Cada saída do primeiro-ministro está transformada num calvário, e é já penoso vê-lo cada vez mais sozinho no meio de cada vez mais seguranças.
Há dias escrevia aqui que o governo estava em prisão domiciliária, sem poder ausentar-se dos ministérios. E que, para se deslocar pelo país a fazer de conta que existia, teria de mandar construir túneis e bunkers.
Sem tempo – nem recursos – para isso, o primeiro-ministro optou por, nas suas deslocações, trocar as voltas a toda a gente – entrando pelas portas dos fundos que todos os edifícios têm – e por reforçar os meios de segurança. Ontem, no ISCSP, onde Passos Coelho se deslocou para participar na homenagem a Adriano Moreira, os seguranças não tiveram mãos a medir, chegando ao cúmulo de ameaças sobre um operador de câmara da TVI. Para identificar (?) um miúdo que tinha apupado o chefe do governo viu-se um autêntico batalhão de polícia…
Hoje, numa deslocação para um almoço com empresários em Cascais, as mesmas cenas: segurança reforçada, a trocar as voltas aos jornalistas e a empurrá-los para bem longe do chefe do governo. E apupos da população…
É penoso, o constrangedor paralelo entre os ambientes interiores, onde Passos Coelho discursa – e até se esforça por citar Camões - e os cá de fora, da rua, quando entra e sai!
Os ministros, todos sem excepção, são vaiados sempre que saem ao contacto público. Tem sido evidente que passaram a fugir a esse contacto, procurando portas e travessas que os levem aos seus protegidos e bunkerizados destinos sem esse incómodo de enfrentar a população.

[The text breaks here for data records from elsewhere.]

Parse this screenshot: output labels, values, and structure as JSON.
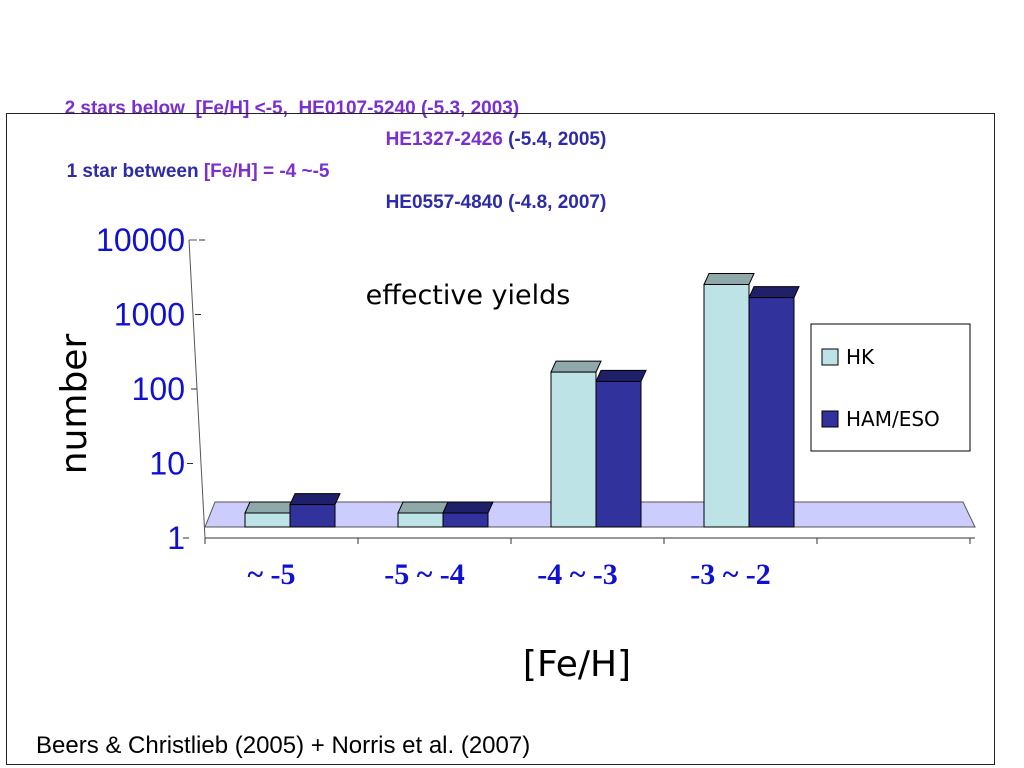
{
  "notes": {
    "line1_prefix": "2 stars below  [Fe/H] <-5,  ",
    "line1_star": "HE0107-5240 (-5.3, 2003)",
    "line2_star_name": "HE1327-2426",
    "line2_star_info": " (-5.4, 2005)",
    "line3": "1 star between ",
    "line3_range": "[Fe/H] = -4 ~-5",
    "line4_star": "HE0557-4840 (-4.8, 2007)"
  },
  "footer": "Beers & Christlieb (2005) + Norris et al. (2007)",
  "colors": {
    "hk": "#bde3e6",
    "ham": "#32329c",
    "floor": "#ccccff",
    "axis_blue": "#1010d0"
  },
  "chart_data": {
    "type": "bar",
    "title": "effective yields",
    "xlabel": "[Fe/H]",
    "ylabel": "number",
    "yscale": "log",
    "ylim": [
      1,
      10000
    ],
    "yticks": [
      "1",
      "10",
      "100",
      "1000",
      "10000"
    ],
    "categories": [
      "~ -5",
      "-5 ~ -4",
      "-4 ~ -3",
      "-3 ~ -2"
    ],
    "series": [
      {
        "name": "HK",
        "values": [
          1,
          1,
          120,
          1800
        ]
      },
      {
        "name": "HAM/ESO",
        "values": [
          2,
          1.5,
          90,
          1200
        ]
      }
    ],
    "legend": "right"
  }
}
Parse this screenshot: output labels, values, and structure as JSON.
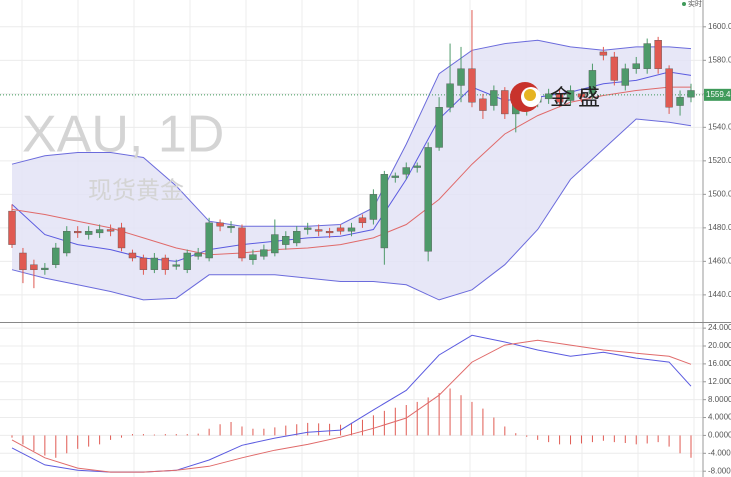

Os mais recentes casos vêm precisamente do fim-de-semana. A ministra Assunção Cristas, que há poucos dias escapara a um ovo em Santarém, tinha em Aveiro muita gente à sua espera em protesto. Mas tinha também muita polícia capaz de a encaminhar tranquilamente para o interior do auditório – onde encerraria um seminário alusivo aos 50 anos da PAC – vazio!
Miguel Macedo, o ministro da Administração Interna, deslocou-se a Campia - Vouzela – para inaugurar um edifício do destacamento local dos bombeiros. E lá estava a multidão em protesto… Miguel Macedo, com um estranho sentido de oportunidade, achou por bem dizer que os portugueses são cigarras, em vez de formigas!
Gasolina na fogueira: para quem tem o pelouro dos incêndios não é lá muito abonatório…
O governo está definitivamente de relações cortadas com a população e, a partir de agora, ou todos os seus membros permanecem bloqueados nos seus ministérios – um governo em regime de prisão domiciliária – sem de lá poderem sair, ou passam a mandar construir túneis e bunkers por todo o país – o sector da construção e o emprego agradecem – para que possam manter actos protocolares que lhes alimentam a sensação de estarem vivos. E ministros!
Mas não será certamente fácil de perceber que se possa governar assim.